I encourage everyone to gather their past in the way that is most meaningful to them. If you want to share aspects of what you have gathered, I recommend digital sharing. A project I made a few days ago can stand alone as a Facebook post or become part of a cookbook and memoir of my mother’s and grandmother’s kitchens. If I do make a book about our recipes, heritage, and tools, I know I will use another image “creation” I snagged and cleaned up from an out of print German cookbook from the 1800s.
This entire topic came up for me when I asked myself, what do I do with a book I found among my mother’s things that was probably a discarded book snagged from an academic rubbish bin. I almost just donated it to a thrift shop without flipping through the pages. What I found was that the original text of the book had been pasted over with other print cut from magazines. It had been turned into a scrapbook, cookbook, or diary sort of blank book.
My mother started school with a slate board and a piece of chalk. Quality paper was not a play-thing for children in the first few decades of the 20th Century. The use of a discarded book as the bones for a new book or project illustrates much about the early-1900s, frugality, play, and what little girls thought about.
I decided to turn a representative page, one that under close scrutiny faintly showed a cursive, penciled-in “Cakes” heading at the top of page. The childish scrawled subject heading did not scan well. So I decided to scan the page, add color, a title banner, and turn the Cakes page of the cookbook my mother made in early grade school.
My mother was a wonderful baker, and it is telling that one of my mother’s acts of play that was preserved for me to discover was a collection of cake recipes. She loved to bake.
I decided to share the modified page here, and eventually I will use it in a book, as a prompt, or as an example for a Women’s History Month series of posts where I and others share posts that are stories about about regular women, such as mothers, grandmothers, aunts and great aunts, or even further back in family history, as well as mentors and influential public figures, and the work they did not just the recipes they used, that is overlooked and in danger of being lost if we do not share it now.
- I scanned the page and saved a digital copy.
- On picmonkey.com I used free elements of their online graphic-editing software to apply a pinkish wash to the page which took away the drabness of the off-color, sad-looking, yellowed page.
- I watermarked the page with WomensLegacyProject.com so as to guide viewers of the image back to this article, should the image be shared without this accompanying text. I recommend doing this on any images of yours that you share via social media.
- I put a banner and title on the page to guide the viewing experience.
- I also put a © on it as it is totally mine and I really want to only have people who request to use it, use it.
- I added a frame.
- I want people to make their own enhanced digital images of scraps of this and bits of that are meaningful to them. This is just an example of one thing I did to preserve my mother’s childhood project.

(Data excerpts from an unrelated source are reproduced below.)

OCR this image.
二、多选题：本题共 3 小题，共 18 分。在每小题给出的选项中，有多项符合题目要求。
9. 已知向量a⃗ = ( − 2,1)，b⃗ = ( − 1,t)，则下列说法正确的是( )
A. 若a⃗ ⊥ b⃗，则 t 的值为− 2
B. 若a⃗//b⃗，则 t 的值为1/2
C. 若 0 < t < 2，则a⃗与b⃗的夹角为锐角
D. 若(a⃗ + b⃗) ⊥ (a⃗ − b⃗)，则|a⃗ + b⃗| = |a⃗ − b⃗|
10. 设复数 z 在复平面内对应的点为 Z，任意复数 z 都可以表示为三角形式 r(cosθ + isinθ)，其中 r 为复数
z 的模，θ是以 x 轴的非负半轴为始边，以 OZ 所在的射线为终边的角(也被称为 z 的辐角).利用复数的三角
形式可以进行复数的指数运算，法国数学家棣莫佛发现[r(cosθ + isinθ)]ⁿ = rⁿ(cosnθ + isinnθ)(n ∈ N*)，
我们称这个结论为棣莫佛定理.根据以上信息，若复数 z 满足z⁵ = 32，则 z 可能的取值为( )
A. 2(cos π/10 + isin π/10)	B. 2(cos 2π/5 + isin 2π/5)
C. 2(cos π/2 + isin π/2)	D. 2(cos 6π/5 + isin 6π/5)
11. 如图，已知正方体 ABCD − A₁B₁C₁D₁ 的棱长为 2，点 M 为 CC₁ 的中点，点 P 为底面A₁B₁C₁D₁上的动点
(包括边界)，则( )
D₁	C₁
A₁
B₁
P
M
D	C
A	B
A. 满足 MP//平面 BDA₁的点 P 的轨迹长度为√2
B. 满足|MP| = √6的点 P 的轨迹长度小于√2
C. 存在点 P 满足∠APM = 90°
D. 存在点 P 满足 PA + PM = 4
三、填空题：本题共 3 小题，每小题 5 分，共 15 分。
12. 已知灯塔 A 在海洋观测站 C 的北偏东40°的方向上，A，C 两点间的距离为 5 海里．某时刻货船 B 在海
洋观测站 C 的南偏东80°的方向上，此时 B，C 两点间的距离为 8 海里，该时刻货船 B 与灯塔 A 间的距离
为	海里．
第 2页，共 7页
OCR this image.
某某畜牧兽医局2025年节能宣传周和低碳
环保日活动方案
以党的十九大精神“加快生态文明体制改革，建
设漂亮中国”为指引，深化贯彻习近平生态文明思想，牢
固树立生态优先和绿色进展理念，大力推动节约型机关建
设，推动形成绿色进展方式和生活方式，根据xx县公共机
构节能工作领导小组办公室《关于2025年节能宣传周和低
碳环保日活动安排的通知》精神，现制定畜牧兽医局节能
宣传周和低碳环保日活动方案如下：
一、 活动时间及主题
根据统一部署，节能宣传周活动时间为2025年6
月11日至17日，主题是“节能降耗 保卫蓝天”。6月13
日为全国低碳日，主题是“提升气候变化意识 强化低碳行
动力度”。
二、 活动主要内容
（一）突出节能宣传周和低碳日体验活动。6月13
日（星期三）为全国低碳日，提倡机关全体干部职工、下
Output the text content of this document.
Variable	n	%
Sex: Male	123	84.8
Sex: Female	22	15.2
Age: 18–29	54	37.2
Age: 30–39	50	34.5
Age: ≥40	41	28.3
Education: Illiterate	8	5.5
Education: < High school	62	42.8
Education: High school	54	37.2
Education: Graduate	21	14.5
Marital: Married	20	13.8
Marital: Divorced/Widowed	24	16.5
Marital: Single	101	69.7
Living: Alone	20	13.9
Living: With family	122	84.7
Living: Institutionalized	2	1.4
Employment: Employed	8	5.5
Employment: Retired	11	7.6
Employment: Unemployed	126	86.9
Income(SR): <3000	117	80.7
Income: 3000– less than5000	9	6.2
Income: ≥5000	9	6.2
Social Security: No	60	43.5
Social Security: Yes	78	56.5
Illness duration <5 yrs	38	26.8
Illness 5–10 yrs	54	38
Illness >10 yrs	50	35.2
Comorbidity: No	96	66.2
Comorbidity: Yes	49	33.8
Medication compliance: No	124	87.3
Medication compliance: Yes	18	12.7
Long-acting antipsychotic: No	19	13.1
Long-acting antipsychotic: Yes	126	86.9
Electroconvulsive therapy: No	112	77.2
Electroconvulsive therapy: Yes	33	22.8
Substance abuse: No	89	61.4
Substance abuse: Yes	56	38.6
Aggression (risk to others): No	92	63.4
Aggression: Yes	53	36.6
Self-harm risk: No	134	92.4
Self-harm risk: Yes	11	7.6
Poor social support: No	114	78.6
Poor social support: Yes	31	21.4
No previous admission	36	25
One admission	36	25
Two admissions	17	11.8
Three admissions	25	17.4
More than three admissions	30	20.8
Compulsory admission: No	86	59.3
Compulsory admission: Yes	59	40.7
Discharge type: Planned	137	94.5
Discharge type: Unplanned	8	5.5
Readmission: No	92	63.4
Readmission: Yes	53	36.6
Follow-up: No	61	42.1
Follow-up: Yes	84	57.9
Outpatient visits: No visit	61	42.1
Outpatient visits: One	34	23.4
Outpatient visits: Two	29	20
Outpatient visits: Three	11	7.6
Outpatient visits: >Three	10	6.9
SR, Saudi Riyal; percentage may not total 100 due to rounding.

Update. 2022. The submissions project, below, was great, but ended several years ago.
More info on the Women’s Legacy Project call for submissions for the project I am coordinating for Women’s History Month may be found at Her Story, a page on this site.
Wonderful ideas here, Nancy! A great way to preserve work from our foremothers that is so easily lost.
Melanie, thank you! I hope you submit something for our Women’s History Month project. In this digital age there is no reason to lose these information rich bits of cool stuff about the women who shaped us.